Lambang Partai Komunis Indonesia |
Selain itu, Brijen Soepardjo pada siang hari tanggal 1 Oktober 1965 setelah melakukan gerakan melapor kepada Presiden Soekarno, dan saat itu juga Presiden Soekarno memerintahkan Soepardjo untuk menghentikan G/30S. Ini menunjukkan bahwa PKI sebagai organisasi tidak terlibat G/30S. Jika PKI secara organisasi terlibat, maka: (1) Soepardjo seharusnya melapor kepada Aidit sebagai Ketua Comite Central PKI, (2) Nyoto dan Lukman sebagai anggota politbiro CC PKI tentu ditangkap sejak menghadiri sidang kabinet 6 Oktober 1965, (3) PKI mengerahkan anggota dan massanya untuk melawan pemerintahan Soekarno. Kenyataannya pada waktu itu justru Soepardjo melapor kepada Presiden Soekarno, Nyoto dan Lukman tidak ditangkap pada waktu menghadiri sidang kabinet tanggal 6 Oktober 1965, dan PKI tidak menggerakkan anggota dan massanya untuk melawan pemerintahan Soekarno.
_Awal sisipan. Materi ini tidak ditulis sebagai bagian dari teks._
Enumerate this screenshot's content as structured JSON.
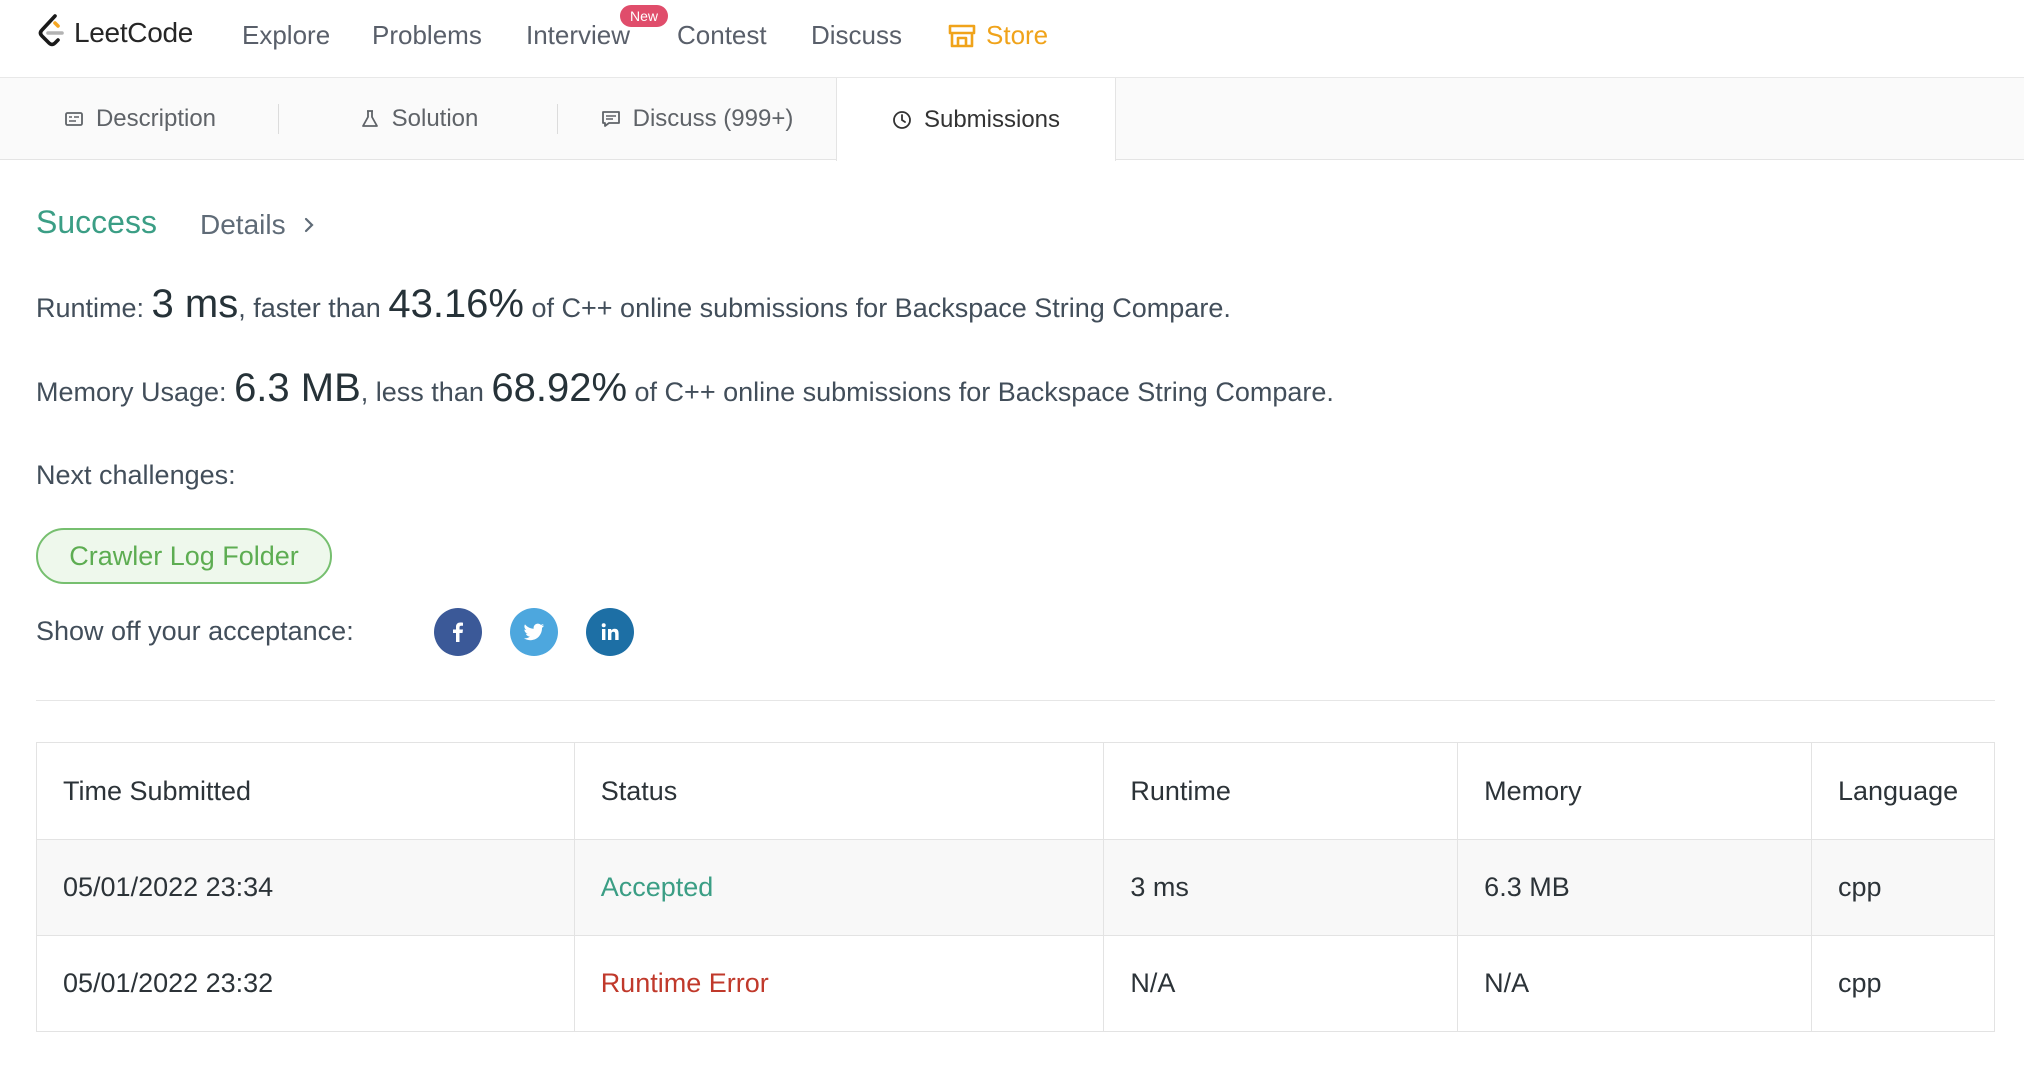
{
  "app": {
    "name": "LeetCode"
  },
  "nav": {
    "items": [
      "Explore",
      "Problems",
      "Interview",
      "Contest",
      "Discuss"
    ],
    "new_badge": "New",
    "store": "Store"
  },
  "tabs": [
    {
      "label": "Description",
      "icon": "description-icon"
    },
    {
      "label": "Solution",
      "icon": "flask-icon"
    },
    {
      "label": "Discuss (999+)",
      "icon": "comment-icon"
    },
    {
      "label": "Submissions",
      "icon": "clock-icon",
      "active": true
    }
  ],
  "result": {
    "status": "Success",
    "details_label": "Details",
    "runtime": {
      "label": "Runtime: ",
      "value": "3 ms",
      "mid": ", faster than ",
      "percent": "43.16%",
      "suffix": " of C++ online submissions for Backspace String Compare."
    },
    "memory": {
      "label": "Memory Usage: ",
      "value": "6.3 MB",
      "mid": ", less than ",
      "percent": "68.92%",
      "suffix": " of C++ online submissions for Backspace String Compare."
    },
    "next_label": "Next challenges:",
    "next_challenge": "Crawler Log Folder",
    "share_label": "Show off your acceptance:"
  },
  "submissions": {
    "columns": [
      "Time Submitted",
      "Status",
      "Runtime",
      "Memory",
      "Language"
    ],
    "rows": [
      {
        "time": "05/01/2022 23:34",
        "status": "Accepted",
        "runtime": "3 ms",
        "memory": "6.3 MB",
        "language": "cpp"
      },
      {
        "time": "05/01/2022 23:32",
        "status": "Runtime Error",
        "runtime": "N/A",
        "memory": "N/A",
        "language": "cpp"
      }
    ]
  },
  "colors": {
    "accent_green": "#3b9e85",
    "error_red": "#c0392b",
    "store_orange": "#f0a31a",
    "new_badge": "#e04d6b",
    "facebook": "#3b5998",
    "twitter": "#4da7de",
    "linkedin": "#1d6fa5"
  }
}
Di sisi lain, Aidit dan Syam Kamaruzaman secara pribadi mungkin terlibat G/30S, karena kedua orang itu mempunyai hubungan erat dengan para militer yang terlibat dalam G/30S. Syam sebagai biro khusus yang mempunyai tugas membina tentara hanya bertanggung jawab kepada Aidit pimpinan politbiro CC PKI. Mungkin di antara tentara yang terlibat G/30S itu ada yang dibina oleh Syam? Tetapi itu tidak berarti bahwa PKI sebagai organisasi terlibat G/30S. Soeharto melibatkan PKI sebagai organisasi dengan G/30S hakikatnya adalah untuk menghancurkan PKI karena PKI merupakan kekuatan politik pendukung Bung Karno, selain Jenderal Achmad Yani dari Angkatan Darat.
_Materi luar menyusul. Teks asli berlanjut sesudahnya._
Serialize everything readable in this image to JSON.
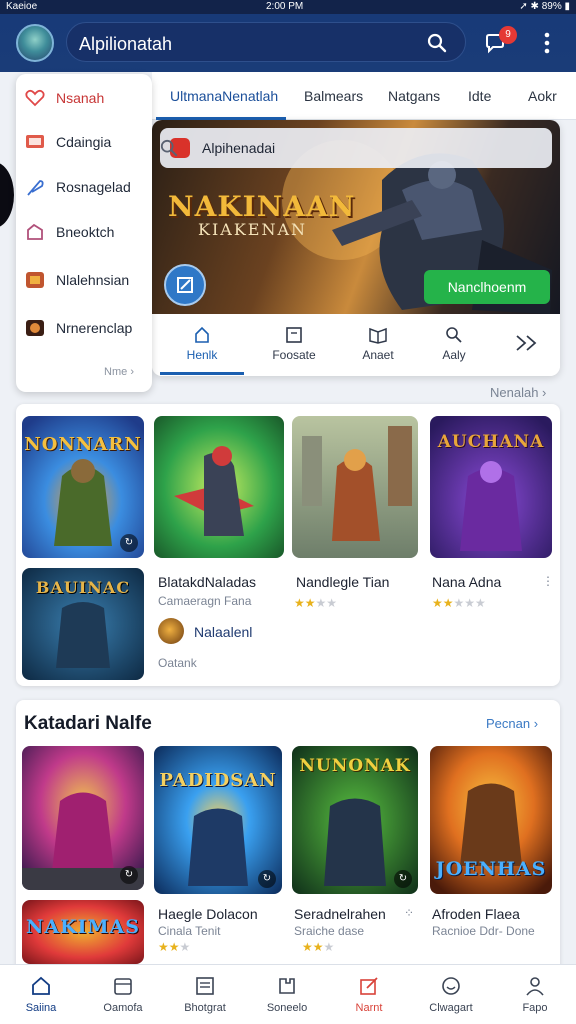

Sedangkan Presiden Soekarno sendiri tidak pernah berpikir dan merasa dikhianati PKI. Itu dapat dilihat dari pernyataan beliau pada tanggal 21 Oktober 1965, bahwa Gestoknya (Gerakan Satu Oktober 1965) harus kita hantam, tetapi komunismenya tidak, karena ajaran komunis itu adalah hasil obyektif dalam masyarakat Indonesia, seperti halnya nasionalisme, dan agama. Hal ini menunjukkan bahwa Bung Karno menempatkan dirinya sebagai negarawan besar, berpandangan obyektif, berpikir jernih, dan mengutamakan persatuan bangsa. Beliau mengetahui dan memahami dengan sungguh-sungguh bahwa paham atau isme itu tidak bisa dibunuh, walaupun orangnya dibunuh.
Ketakutan Soeharto
Mayor Jenderal Soeharto |
Salah
satu ketakutan Soeharto dalam hidupnya adalah kalau rakyat Indonesia
mengetahui apa yang dibicarakan dengan Latief pada tanggal 30
September 1965 pada jam 9 malam di rumah sakit Angkatan Darat Gatot
Soebroto Jakarta. Sampai sekarang ini pembicaraan kedua insan
tersebut masih diliputi kabut rahasia. Seperti yang kita ketahui, bahwa dalam pertemuan itu Latief memberi tahu Soeharto bahwa nanti
subuh dini hari akan dilakukan gerakan militer terhadap Jenderal
Achmad Yani dkk. Soeharto sebagai bawahan Yani seharusnya menangkap
Latief pada waktu itu, tetapi tidak dilakukan. Ini menunjukkan kemungkinan Soeharto menghendaki Yani dkk. mengakhiri hidupnya.
Untuk
menutupi kabut rahasia pertemuan tersebut, Soeharto membuat berbagai
pernyataan antara lain sebagai berikut:
- Kepada Arnold Brackman, Soeharto mengatakan bahwa pada tanggal 30 September 1965 malam hari banyak kawan-kawannya yang menjenguk anaknya yang sedang dirawat di rumah sakit Gatot Soebroto Jakarta, termasuk Kolonel Latief.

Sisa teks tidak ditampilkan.